Steroid side effects

feeling a little discouraged today. After 10 months of tapering tanking and going back to 60 mg and tapering we thought we had my ITP manageable and if I took 20 mg I would slowly build up my platelet count. but the last two weeks I've dropped and so tomorrow I'm meeting with my doc and we are talking about trying Romiplspim or N-Plate. Anyone heard anything about these?

Nplate is the trade name of romiplostim so it's the same thing. It works for about 80% plus of people using it and is very effective. Aim is to maintain a count of around 50 and not to get a normal count. Some, more and more it seems, are being pushed into remission by it and are able to stop treatment after some time. I would definitely get off the steroids and on to something else as steroids will cause permanent damage eventually. By the way don't be discouraged, steroids very rarely work to get a remission so it's not surprising and doesn't mean that Nplate won't work.

Which country are you in? Some countries allow self-injecting at home and some don't.

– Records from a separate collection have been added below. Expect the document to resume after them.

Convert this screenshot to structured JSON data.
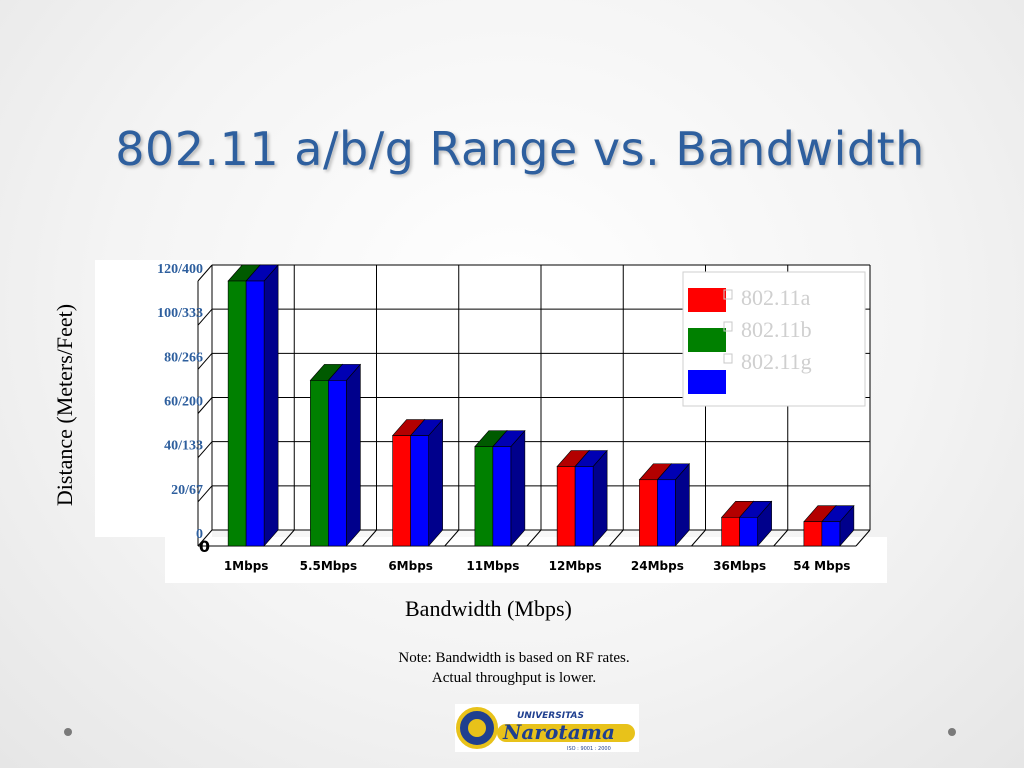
{
  "slide": {
    "title": "802.11 a/b/g Range vs. Bandwidth",
    "note_line1": "Note: Bandwidth is based on RF rates.",
    "note_line2": "Actual throughput is lower.",
    "logo_text": "Universitas Narotama",
    "logo_iso": "ISO : 9001 : 2000"
  },
  "chart_data": {
    "type": "bar",
    "ylabel": "Distance (Meters/Feet)",
    "xlabel": "Bandwidth (Mbps)",
    "categories": [
      "1Mbps",
      "5.5Mbps",
      "6Mbps",
      "11Mbps",
      "12Mbps",
      "24Mbps",
      "36Mbps",
      "54 Mbps"
    ],
    "y_tick_labels": [
      "120/400",
      "100/333",
      "80/266",
      "60/200",
      "40/133",
      "20/67",
      "0"
    ],
    "y_tick_values": [
      120,
      100,
      80,
      60,
      40,
      20,
      0
    ],
    "axis_zero_label": "0",
    "ylim": [
      0,
      120
    ],
    "grid": true,
    "legend_position": "top-right",
    "series": [
      {
        "name": "802.11a",
        "color": "#ff0000",
        "values": [
          null,
          null,
          50,
          null,
          36,
          30,
          13,
          11
        ]
      },
      {
        "name": "802.11b",
        "color": "#008000",
        "values": [
          120,
          75,
          null,
          45,
          null,
          null,
          null,
          null
        ]
      },
      {
        "name": "802.11g",
        "color": "#0000ff",
        "values": [
          120,
          75,
          50,
          45,
          36,
          30,
          13,
          11
        ]
      }
    ]
  }
}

In my opinion, steriods are a waste of time and should be used as a rescue not as a treatment. They do not cause remission and make us feel horrible and hopeless. Six months of the dramatic ups and downs of doses and platelet counts. Yuck. Four days on promacta and things have been much better. Do not give up hope, move on to an actual treatment like N Plate. Good luck.

Well said Emily

Risk of severe infection from using corticsteroids:

Corticosteroid Risk Function of Severe Infection in Primary Immune Thrombocytopenia Adults.
A Nationwide Nested Case-Control Study
Guillaume Moulis , Aurore Palmaro, Laurent Sailler, Maryse Lapeyre-Mestre
Published: November 11, 2015DOI: 10.1371/journal.pone.0142217
journals.plos.org/plosone/article?id=10.1371/journal.pone.0142217

Abstract

Corticosteroid (CS)-related infection risk in immune thrombocytopenia (ITP) is unknown. The aim of this study was to assess the adjusted CS risk function of severe infection in persistent or chronic primary ITP adults. We designed a nested case-control study in the FAITH cohort. This cohort is built through the French national health insurance database named SNIIRAM and includes all treated incident persistent or chronic primary ITP adults in France (ENCePP n°4574). Patients who entered the FAITH cohort between 2009 and 2012 were eligible (n = 1805). Cases were patients with infection as primary diagnosis code during hospitalization. Index date was the date of first hospitalization for infection. A 2:1 matching was performed on age and entry date in the cohort. Various CS exposure time-windows were defined: current user, exposure during the 1/3/6 months preceding index date and from the entry date. CS doses were converted in prednisone equivalent (PEQ). The cumulative CS doses were averaged in each time-window to obtain daily PEQ dosages. Each CS exposure definition was assessed using multivariate conditional regression models. During the study period, 161 cases (9 opportunistic) occurred. The model with the best goodness of fit was CS exposure during the month before the index date (OR: 2.48, 95% CI: 1.61–3.83). The dose-effect relation showed that the risk existed from averaged daily doses ≥5 mg PEQ (vs. <5 mg: 2.09, 95% CI: 1.17–3.71). The risk of infection was mainly supported by current or recent exposure to CS, even with low doses.

...

Conclusions

This study suggests that corticosteroids were the main immunosuppressant associated with severe infection in primary ITP adults exposed to persistent treatment. Maintaining corticosteroid even at a supra-physiological dose is associated with severe infection. In contrast, the past cumulative dose does not seem to play a major role. These results sustain the use of corticosteroid-sparing agents in persistent or chronic ITP.